Troika did all development on Temple of Elemental Evil, Atari simply published it.
I didn't think Atari had done anything more than that, but thanks for the headup on Troika's relationship with TOEE--I had heard long ago that they were only peripherally involved, and accepted that.
Granted, it wasn't as good as I had hoped it might be, but I personally thought that Arcanum was a fantastic open-ended RPG.
After the Fallout games, I would have expected Arcanum at the very least to 1) possess a good interface, and 2) possess a decent follower combat AI. What surprised me was the truly awful quality of both. There were many good points to Arcanum, and I've been a supporter of the game, but these two points didn't win it any friends.
Having seen Vampire: Bloodlines firsthand on a few occasions, I think their reputation will increase dramatically when it is released (barring another bug-filled release).
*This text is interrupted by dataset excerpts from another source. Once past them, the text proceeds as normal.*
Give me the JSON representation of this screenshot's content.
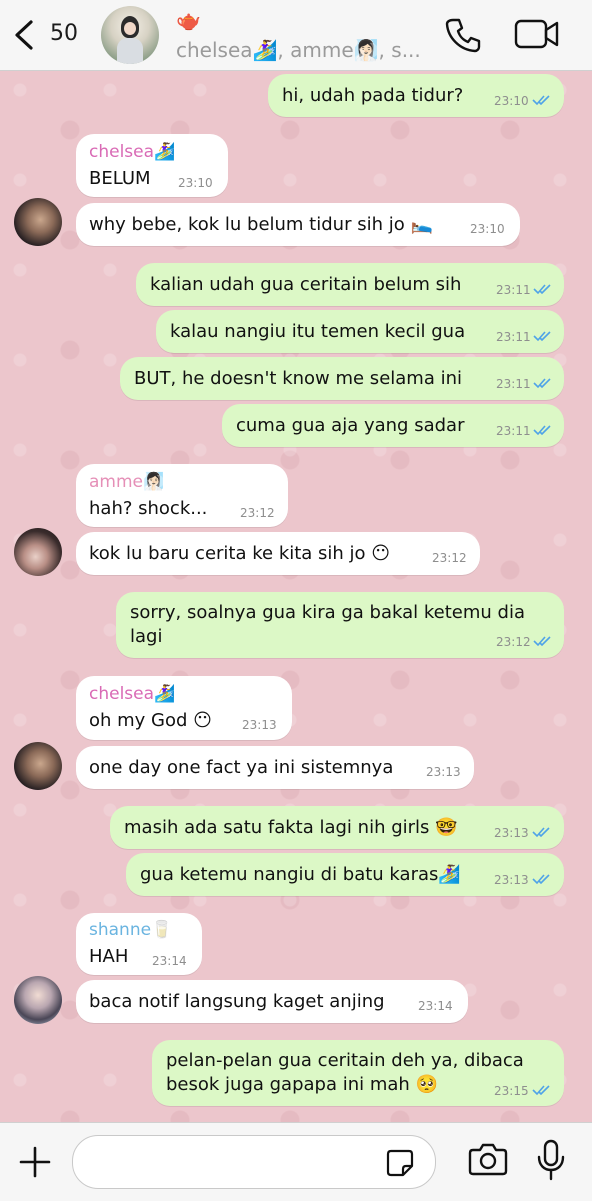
{
  "header": {
    "back_count": "50",
    "group_emoji": "🫖",
    "members": "chelsea🏄‍♀️, amme🧖🏻‍♀️, s..."
  },
  "messages": [
    {
      "dir": "out",
      "text": "hi, udah pada tidur?",
      "time": "23:10",
      "read": true
    },
    {
      "dir": "in",
      "sender": "chelsea🏄‍♀️",
      "sender_color": "#d96ab5",
      "text": "BELUM",
      "time": "23:10"
    },
    {
      "dir": "in",
      "text": "why bebe, kok lu belum tidur sih jo 🛌",
      "time": "23:10"
    },
    {
      "dir": "out",
      "text": "kalian udah gua ceritain belum sih",
      "time": "23:11",
      "read": true
    },
    {
      "dir": "out",
      "text": "kalau nangiu itu temen kecil gua",
      "time": "23:11",
      "read": true
    },
    {
      "dir": "out",
      "text": "BUT, he doesn't know me selama ini",
      "time": "23:11",
      "read": true
    },
    {
      "dir": "out",
      "text": "cuma gua aja yang sadar",
      "time": "23:11",
      "read": true
    },
    {
      "dir": "in",
      "sender": "amme🧖🏻‍♀️",
      "sender_color": "#e58fb7",
      "text": "hah? shock...",
      "time": "23:12"
    },
    {
      "dir": "in",
      "text": "kok lu baru cerita ke kita sih jo 😶",
      "time": "23:12"
    },
    {
      "dir": "out",
      "text": "sorry, soalnya gua kira ga bakal ketemu dia",
      "text2": "lagi",
      "time": "23:12",
      "read": true
    },
    {
      "dir": "in",
      "sender": "chelsea🏄‍♀️",
      "sender_color": "#d96ab5",
      "text": "oh my God 😶",
      "time": "23:13"
    },
    {
      "dir": "in",
      "text": "one day one fact ya ini sistemnya",
      "time": "23:13"
    },
    {
      "dir": "out",
      "text": "masih ada satu fakta lagi nih girls 🤓",
      "time": "23:13",
      "read": true
    },
    {
      "dir": "out",
      "text": "gua ketemu nangiu di batu karas🏄‍♀️",
      "time": "23:13",
      "read": true
    },
    {
      "dir": "in",
      "sender": "shanne🥛",
      "sender_color": "#6ab4e0",
      "text": "HAH",
      "time": "23:14"
    },
    {
      "dir": "in",
      "text": "baca notif langsung kaget anjing",
      "time": "23:14"
    },
    {
      "dir": "out",
      "text": "pelan-pelan gua ceritain deh ya, dibaca",
      "text2": "besok juga gapapa ini mah 🥺",
      "time": "23:15",
      "read": true
    }
  ],
  "input": {
    "value": ""
  },
  "colors": {
    "outgoing": "#dcf8c6",
    "incoming": "#ffffff",
    "ticks": "#4fa3e8",
    "background": "#ecc6cc"
  }
}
I hope so, sincerely. ToEE was pretty and a good engine implementation, but if one's looking for reasonable interaction with NPCs or sensible quests, there's none of it, there.
That said, they approved the mess. I suspect, given its extraordinary amount of bugs when released, that Troika simply wanted to get it out the door.
For me, this is the heart of the problem. I can accept that a company makes design mistakes. I can accept the implementation of poor AI. I can even accept (with a looong stretch) that every NPC you encounter in a Troika game feels obliged to devulge their deepest secrets to a party of people they've never seen before, and asked for help on achieving goals they could probably have managed in one-tenth the time if they'd just asked around. Admittedly, accepting these things changes the "roleplaying" into "rollplaying," but if it's a dungeon crawl folks want, who am I to deny it to them?
But when a company releases arguably the buggiest game since Ultima 9 knowingly to a gaming public that it's convinced through PR is the biggest, brightest thing ever, they have created a major credibility problem for themselves, IMO. And when they do this just to get it out the door, they don't engender much sympathy. A few bugs are understandable. It's impossible to release a game of any decent size and scope these days in a pristine fashion. But when you issue incredibly buggy code in the hopes that you can sucker your intended audience into thinking they're getting a reasonably good playing experience of the deal--credibility is blown out of the water. It's just my POV, but I think Troika has a lot of ground to make up, here.